[Python-3000] Types and classes (original) (raw)

Guido van Rossum guido at python.org
Thu Apr 3 00:20:31 CEST 2008


On Wed, Apr 2, 2008 at 3:03 PM, Amaury Forgeot d'Arc <amauryfa at gmail.com> wrote:

On Wed, Apr 2, 2008 at 11:57 PM, Paul Prescod <paul at prescod.net> wrote: > But does anyone else find it odd that the types of some things are > classes and the classes of some things are types? > > >>> type(socket.socket()) > <class 'socket.socket'> > >>> type("abc") > <type 'str'> > >>> socket.socket().class > <class 'socket.socket'> > >>> "abc".class > <type 'str'> > > In a recent talk I could only explain this as a historical quirk.
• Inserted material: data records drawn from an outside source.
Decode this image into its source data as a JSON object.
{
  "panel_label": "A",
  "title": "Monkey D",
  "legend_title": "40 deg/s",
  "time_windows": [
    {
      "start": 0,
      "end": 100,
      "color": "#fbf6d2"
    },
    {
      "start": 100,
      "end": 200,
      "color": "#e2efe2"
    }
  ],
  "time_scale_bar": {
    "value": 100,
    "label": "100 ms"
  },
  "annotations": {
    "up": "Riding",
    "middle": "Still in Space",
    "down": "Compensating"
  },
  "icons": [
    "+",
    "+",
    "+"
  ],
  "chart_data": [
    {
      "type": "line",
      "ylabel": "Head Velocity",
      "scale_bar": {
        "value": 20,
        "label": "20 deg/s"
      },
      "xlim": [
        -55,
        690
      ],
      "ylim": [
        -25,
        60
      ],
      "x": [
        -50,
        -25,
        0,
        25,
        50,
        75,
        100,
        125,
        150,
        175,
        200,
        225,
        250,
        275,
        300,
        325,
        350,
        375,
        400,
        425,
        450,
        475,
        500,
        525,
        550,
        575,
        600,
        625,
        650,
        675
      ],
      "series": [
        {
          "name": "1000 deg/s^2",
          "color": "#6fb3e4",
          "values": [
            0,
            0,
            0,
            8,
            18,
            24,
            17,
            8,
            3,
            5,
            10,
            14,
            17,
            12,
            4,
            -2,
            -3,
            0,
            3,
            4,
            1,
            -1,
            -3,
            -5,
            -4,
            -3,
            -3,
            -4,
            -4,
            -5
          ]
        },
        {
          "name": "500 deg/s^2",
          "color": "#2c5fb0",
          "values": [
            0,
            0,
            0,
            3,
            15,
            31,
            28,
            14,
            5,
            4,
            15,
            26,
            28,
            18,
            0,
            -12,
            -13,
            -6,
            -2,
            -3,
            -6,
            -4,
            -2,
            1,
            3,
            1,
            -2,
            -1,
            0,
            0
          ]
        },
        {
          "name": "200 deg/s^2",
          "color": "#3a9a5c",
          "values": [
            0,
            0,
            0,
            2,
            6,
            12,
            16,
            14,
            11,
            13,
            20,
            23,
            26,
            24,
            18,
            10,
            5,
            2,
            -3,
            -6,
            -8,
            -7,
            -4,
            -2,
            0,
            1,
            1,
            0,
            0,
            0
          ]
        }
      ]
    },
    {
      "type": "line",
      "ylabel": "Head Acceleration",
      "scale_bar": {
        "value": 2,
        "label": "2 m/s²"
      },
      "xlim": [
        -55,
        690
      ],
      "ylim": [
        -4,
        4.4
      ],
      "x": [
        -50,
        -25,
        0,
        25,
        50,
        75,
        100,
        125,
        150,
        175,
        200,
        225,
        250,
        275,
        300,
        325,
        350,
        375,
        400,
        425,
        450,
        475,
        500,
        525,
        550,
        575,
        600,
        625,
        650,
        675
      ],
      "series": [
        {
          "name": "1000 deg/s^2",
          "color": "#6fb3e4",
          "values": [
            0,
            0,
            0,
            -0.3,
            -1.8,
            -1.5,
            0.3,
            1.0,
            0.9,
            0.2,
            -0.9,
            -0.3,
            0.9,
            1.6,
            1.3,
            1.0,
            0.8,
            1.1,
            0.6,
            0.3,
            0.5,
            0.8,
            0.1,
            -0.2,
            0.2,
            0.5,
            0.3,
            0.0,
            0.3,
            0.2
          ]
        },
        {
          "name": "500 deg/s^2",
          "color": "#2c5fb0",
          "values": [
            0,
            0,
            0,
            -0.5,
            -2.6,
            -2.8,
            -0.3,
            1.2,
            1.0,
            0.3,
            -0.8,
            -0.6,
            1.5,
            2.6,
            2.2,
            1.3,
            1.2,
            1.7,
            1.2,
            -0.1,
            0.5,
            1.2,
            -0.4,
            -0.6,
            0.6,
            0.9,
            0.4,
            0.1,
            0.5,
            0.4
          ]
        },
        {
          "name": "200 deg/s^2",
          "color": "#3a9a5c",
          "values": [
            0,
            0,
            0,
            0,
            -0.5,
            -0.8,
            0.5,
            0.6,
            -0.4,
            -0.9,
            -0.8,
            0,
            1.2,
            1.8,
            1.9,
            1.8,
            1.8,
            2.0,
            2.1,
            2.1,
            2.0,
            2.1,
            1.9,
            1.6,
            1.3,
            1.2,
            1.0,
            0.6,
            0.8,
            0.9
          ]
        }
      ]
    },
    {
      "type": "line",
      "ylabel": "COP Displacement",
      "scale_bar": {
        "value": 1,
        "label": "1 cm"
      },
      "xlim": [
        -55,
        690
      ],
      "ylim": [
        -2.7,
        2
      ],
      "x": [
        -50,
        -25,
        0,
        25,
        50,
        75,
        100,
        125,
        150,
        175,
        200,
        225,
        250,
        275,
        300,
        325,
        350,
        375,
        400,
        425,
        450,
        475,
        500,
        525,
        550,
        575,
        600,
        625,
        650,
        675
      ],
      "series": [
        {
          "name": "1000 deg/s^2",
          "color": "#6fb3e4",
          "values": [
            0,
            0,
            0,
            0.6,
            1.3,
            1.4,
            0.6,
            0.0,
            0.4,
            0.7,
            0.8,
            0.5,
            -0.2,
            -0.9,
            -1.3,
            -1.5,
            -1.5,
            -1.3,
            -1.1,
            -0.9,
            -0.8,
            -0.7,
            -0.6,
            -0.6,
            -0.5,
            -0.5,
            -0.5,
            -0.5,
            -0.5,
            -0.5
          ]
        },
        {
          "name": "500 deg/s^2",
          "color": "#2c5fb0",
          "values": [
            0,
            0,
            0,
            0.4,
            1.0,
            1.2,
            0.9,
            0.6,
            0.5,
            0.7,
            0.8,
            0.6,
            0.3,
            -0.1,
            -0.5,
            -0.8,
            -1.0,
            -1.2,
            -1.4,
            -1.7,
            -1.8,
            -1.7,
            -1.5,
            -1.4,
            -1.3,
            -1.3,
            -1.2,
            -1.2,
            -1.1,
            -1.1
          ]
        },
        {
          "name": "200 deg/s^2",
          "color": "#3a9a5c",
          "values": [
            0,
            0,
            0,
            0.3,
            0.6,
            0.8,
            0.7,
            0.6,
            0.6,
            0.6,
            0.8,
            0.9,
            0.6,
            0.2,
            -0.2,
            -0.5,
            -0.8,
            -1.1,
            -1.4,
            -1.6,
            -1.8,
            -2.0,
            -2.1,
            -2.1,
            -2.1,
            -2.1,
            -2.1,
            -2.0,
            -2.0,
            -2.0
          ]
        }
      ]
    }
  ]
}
As I > understand, it is now possible to make types that behave basically > exactly like classes and classes that behave exactly like types. Is > there any important difference between them anymore?

I can find one difference: - types are written in C - classes are written in Python and there is a difference in behaviour: most types don't have a writable dict, and you cannot add members. classes are more flexible.

That's more correctly described as the difference between built-in types/classes and user-defined types/classes.

I think it's still just a historical quirk; maybe we should bite the bullet and fix this in py3k. (Still, 'type' and 'class' will both be part of the language, one as a built-in function and metaclass, the other as a keyword.)